Sullivan’s staging strongly underscores that the unfolding drama is being realized through the scarred psyche of Chief Bromden (Tim Sampson), a Native American who has successfully executed the ruse of being a deaf mute to evade the machinations of Nurse Ratched’s offhandedly cruel orderlies (L. Trey Wilson, Brandon St. Claire Saunders, Kevin James). Though much of his dialogue is executed by pre-recorded voiceover, Sampson (the son of film version’s Will Sampson) conveys Bromden’s tortured inner life while giving credible voice and perspective to Kesey’s indictment of an institutionalized society.
Bermingham admirably avoids turning Ratched into an automaton of efficiency for its own sake. In her crisp, starched white uniform, Ratched is a stern but caring taskmaster who handles her charges more as if they were undisciplined students than as inmates. She is as quick to praise as she is to scold, her fleeting smiles suggesting she relishes any advancement in her goals for these men. Bermingham also makes tangibly genuine Ratched’s transformation from misguided caregiver to avenging monster as the catastrophic presence of McMurphy eventually strips her of her authority and dignity, revealing her woeful limitations as a human being.
Butler’s McMurphy is a spellbinding amalgam of carnival huckster, jiving minstrel man and potentially dangerous sociopath, who has conned his way out of a prison work farm and imposed himself on Ratched’s well-ordered routine. Butler’s darting eyes and malleable face constantly reflect McMurphy’s quick appraisal of every situation to see if it can be manipulated in his favor. He immediately assumes the mantle of “bull goose loony,” constantly taking advantage of the others while simultaneously displaying intuitive insight and believable compassion for his fellow inmates. He even manages to establish camaraderie with the institution’s self-effacing psychiatrist, Dr. Spivey (Cliff De Young), which sets in motion the inevitable lethal confrontation with Ratched.
Deserving an ensemble-within-an-ensemble award are Ratched’s well-medicated but still electrically vital family of “loonies” that careen off and through one another as if they have occupied each other’s space all their lives. They include Joseph Fuqua’s deceptively haughty but ultimately humane Harding; John Ainsworth’s touching portrayal of stuttering boy-man Billy Bibbit; and Travis Michael Holder’s emotion-ravaged but highly observant Cheswick.
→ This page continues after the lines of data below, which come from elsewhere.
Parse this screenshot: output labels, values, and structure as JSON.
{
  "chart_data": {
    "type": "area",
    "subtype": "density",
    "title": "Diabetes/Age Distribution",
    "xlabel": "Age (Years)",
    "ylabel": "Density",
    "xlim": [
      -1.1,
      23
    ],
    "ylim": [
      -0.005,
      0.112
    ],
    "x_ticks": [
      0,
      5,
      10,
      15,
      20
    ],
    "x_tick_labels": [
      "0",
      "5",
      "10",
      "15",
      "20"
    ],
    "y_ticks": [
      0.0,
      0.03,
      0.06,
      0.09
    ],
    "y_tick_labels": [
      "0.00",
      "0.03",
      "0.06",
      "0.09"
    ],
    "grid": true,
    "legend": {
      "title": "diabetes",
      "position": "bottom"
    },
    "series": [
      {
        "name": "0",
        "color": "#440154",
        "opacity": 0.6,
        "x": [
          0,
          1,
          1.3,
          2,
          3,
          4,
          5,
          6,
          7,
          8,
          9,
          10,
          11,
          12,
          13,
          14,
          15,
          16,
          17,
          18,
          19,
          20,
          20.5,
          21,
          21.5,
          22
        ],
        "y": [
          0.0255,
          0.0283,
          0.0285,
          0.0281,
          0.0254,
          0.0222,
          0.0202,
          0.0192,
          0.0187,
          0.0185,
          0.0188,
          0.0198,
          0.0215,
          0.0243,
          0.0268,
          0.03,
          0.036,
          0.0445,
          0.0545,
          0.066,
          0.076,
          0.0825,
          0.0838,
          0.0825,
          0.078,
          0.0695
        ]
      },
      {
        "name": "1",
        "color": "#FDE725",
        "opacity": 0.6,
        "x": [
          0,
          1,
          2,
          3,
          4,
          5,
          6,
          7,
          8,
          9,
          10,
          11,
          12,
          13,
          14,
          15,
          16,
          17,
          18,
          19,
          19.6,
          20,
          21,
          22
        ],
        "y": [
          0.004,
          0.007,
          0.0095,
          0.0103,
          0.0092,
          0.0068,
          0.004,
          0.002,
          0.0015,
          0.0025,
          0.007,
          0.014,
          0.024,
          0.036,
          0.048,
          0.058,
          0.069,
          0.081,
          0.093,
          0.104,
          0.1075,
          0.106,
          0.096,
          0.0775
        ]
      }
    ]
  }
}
Adding continuous comic relief are John Slade’s doomsday-prophesizing Scanlon and Dan Gunther’s hallucinating Martini. A constant reminder of what could become of any inmate who incurs Ratched’s final solution is the catatonic, lobotomized visage of Nick Santoro’s Ruckley.
The Rubicon Theater Company’s tribute to Wasserman will continue with the tuner “Man of La Mancha” and the world premiere of Wasserman’s “Open Secrets.”